Since all of JDK is as much "Kotlin" as the Kotlin-specific additions, I wrote more of an apples-to-apples comparison, which also takes care of some of the "JVM microbenchmark" concerns.

Kotlin:

fun main(args: Array<String>) {
    println("Warming up Kotlin")
    test()
    test()
    test()
    println("Measuring Kotlin")
    val average = (1..10).map {
        measureTimeMillis { test() }
    }.average()
    println("An average Kotlin run took $average ms")
    println("(sum is $sum)")
}

var sum = 0L

fun test() {
    sum += LongStream.range(0L, 100_000_000L)
            .map { it * it }
            .filter { it % 2 == 0L }
            .reduce { sum, it -> sum + it }
            .asLong
}

Java:

public static void main(String[] args) {
    System.out.println("Warming up Java");
    test();
    test();
    test();
    System.out.println("Measuring Java");
    LongSummaryStatistics stats = LongStream.range(0, 10)
                                            .map(i -> measureTimeMillis(() -> test()))
                                            .summaryStatistics();
    System.out.println("An average Java run took " + stats.getAverage() + " ms");
    System.out.println("sum is " + sum);

}

private static long sum;

private static void test() {
    sum += LongStream.range(0, 100_000_000)
                     .map(it -> it * it)
                     .filter(it -> it % 2 == 0)
                     .reduce((sum, it) -> sum + it)
                     .getAsLong();
}

private static long measureTimeMillis(Runnable measured) {
    long start = System.nanoTime();
    measured.run();
    return TimeUnit.NANOSECONDS.toMillis(System.nanoTime() - start);
}

My results:

Warming up Kotlin
Measuring Kotlin
An average Kotlin run took 158.5 ms
(sum is 4276489111714942720)


Warming up Java
Measuring Java
An average Java run took 357.3 ms
sum is 4276489111714942720

Suprised? I was too.

Instead of digging further, trying to figure out this inversion of the expected results, I would like to make this conclusion:

Kotlin's FP extensions on Iterable are there for convenience. In 95% of all use cases you don't care whether it takes 1 or 2 µs to perform a quick map-filter on a list of 10-100 elements.

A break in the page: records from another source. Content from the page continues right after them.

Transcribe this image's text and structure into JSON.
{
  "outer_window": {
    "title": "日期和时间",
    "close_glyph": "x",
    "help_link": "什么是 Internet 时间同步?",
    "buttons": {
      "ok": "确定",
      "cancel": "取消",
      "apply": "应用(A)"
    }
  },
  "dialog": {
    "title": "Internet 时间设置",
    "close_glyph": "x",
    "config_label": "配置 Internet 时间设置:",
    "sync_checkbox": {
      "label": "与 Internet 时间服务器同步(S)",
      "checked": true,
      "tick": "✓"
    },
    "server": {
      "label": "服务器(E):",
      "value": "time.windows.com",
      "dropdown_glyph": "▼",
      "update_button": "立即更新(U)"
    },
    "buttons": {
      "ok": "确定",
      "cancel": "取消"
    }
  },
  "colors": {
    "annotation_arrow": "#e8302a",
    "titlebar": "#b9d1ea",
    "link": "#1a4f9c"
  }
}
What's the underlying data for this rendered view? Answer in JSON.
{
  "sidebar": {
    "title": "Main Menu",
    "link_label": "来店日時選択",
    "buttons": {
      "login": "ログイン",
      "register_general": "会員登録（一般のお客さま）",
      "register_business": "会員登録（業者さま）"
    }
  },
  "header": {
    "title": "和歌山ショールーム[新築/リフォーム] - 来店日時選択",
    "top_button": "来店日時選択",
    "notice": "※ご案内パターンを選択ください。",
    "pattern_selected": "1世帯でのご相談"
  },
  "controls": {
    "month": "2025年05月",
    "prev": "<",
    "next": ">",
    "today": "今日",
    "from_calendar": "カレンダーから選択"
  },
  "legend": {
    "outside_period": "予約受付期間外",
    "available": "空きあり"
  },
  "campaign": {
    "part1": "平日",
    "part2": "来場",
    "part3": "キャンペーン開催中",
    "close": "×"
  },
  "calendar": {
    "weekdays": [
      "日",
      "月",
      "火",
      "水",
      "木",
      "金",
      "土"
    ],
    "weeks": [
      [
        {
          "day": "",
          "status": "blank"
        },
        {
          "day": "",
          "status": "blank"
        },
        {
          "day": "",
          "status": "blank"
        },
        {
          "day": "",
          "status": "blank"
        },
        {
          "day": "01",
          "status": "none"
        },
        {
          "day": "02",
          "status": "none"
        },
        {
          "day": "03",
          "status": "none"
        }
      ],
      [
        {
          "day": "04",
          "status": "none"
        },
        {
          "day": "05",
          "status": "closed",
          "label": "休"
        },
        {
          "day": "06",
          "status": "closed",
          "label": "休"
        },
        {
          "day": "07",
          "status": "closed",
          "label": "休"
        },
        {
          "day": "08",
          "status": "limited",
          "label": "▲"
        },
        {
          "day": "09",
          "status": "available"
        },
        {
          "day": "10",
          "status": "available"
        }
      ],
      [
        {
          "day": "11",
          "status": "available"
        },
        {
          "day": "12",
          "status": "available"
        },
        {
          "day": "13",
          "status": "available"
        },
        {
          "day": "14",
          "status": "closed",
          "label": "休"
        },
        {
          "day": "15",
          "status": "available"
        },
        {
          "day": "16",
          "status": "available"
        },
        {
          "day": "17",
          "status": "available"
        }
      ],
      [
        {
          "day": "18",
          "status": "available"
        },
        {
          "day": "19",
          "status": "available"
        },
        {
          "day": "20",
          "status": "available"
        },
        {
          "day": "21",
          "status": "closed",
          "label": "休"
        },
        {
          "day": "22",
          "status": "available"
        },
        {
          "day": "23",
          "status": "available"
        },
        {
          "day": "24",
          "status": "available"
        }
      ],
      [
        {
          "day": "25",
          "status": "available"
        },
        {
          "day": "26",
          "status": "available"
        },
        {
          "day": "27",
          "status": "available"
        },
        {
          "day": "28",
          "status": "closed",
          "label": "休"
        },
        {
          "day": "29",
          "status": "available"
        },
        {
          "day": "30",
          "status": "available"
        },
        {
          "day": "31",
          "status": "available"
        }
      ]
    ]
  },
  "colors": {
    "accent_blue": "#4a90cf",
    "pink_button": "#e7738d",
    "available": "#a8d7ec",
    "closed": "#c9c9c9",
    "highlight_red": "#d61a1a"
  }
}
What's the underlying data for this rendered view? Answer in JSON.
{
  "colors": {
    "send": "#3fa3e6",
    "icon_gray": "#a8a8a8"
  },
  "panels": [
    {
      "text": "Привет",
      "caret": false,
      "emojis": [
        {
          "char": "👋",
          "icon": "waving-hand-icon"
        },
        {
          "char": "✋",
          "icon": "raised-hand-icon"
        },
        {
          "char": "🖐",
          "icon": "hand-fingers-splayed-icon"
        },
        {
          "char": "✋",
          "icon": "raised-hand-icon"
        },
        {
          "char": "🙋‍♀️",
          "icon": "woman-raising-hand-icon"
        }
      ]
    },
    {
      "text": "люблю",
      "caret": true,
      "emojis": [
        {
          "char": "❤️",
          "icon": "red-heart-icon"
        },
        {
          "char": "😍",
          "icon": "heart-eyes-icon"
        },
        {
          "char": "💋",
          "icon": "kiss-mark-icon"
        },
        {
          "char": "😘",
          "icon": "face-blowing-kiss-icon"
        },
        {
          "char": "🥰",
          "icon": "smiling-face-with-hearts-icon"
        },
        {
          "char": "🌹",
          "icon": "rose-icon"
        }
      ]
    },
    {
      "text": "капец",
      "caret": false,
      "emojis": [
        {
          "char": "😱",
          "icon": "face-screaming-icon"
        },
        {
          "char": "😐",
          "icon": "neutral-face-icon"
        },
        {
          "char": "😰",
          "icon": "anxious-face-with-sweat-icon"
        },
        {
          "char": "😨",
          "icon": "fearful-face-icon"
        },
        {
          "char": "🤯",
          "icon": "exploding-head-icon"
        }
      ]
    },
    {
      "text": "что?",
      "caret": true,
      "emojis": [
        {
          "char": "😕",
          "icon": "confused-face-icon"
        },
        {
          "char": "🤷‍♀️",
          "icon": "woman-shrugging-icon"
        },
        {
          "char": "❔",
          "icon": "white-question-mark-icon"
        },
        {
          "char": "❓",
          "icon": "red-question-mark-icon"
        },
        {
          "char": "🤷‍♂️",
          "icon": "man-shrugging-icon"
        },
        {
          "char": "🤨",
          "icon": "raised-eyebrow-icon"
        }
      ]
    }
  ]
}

Java's Stream API is focused on the performance of bulk operations on large data structures. It also offers auto-parallelization towards the same goal (although it almost never actually helps), but its API is crippled and at times awkward due to these concerns. For example, many useful operations which don't happen to parallelize well are just not there, and the whole paradigm of non-terminal vs. terminal operations adds bulk to each and every Streams expression you write.


Let me also address a few more of your statements:

I know that the Java compiler produces optimized bytecode

This is a) not true and b) largely irrelevant because there is (almost) no such thing as "optimized bytecode". Interpreted execution of bytecode is always at least an order of magnitude slower than JIT-compiled native code.

And I just wrote Java 8-like code, not the plain old iterative version (which, I believe, will be much faster than given one).

You mean this?

Kotlin:

fun test() {
    var sum: Long = 0
    var i: Long = 0
    while (i < 100_000_000) {
        val j = i * i
        if (j % 2 == 0L) {
            sum += j
        }
        i++
    }
    total += sum
}

Java:

private static void test() {
    long sum = 0;
    for (long i = 0; i < 100_000_000; i++) {
        long j  = i * i;
        if (j % 2 == 0) {
            sum += j;
        }
    }
    total += sum;
}

These are the results:

Warming up Kotlin
Measuring Kotlin
An average Kotlin run took 150.1 ms
(sum is 4276489111714942720)

Warming up Java
Measuring Java
An average Java run took 153.0 ms
sum is 4276489111714942720

In both languages the performance is almost the same as Kotlin + Streams API above. As said, the Streams API is optimized for performance.

Both kotlinc and javac probably produced very similar bytecode given this straightforward source code, then HotSpot did its work on both the same way.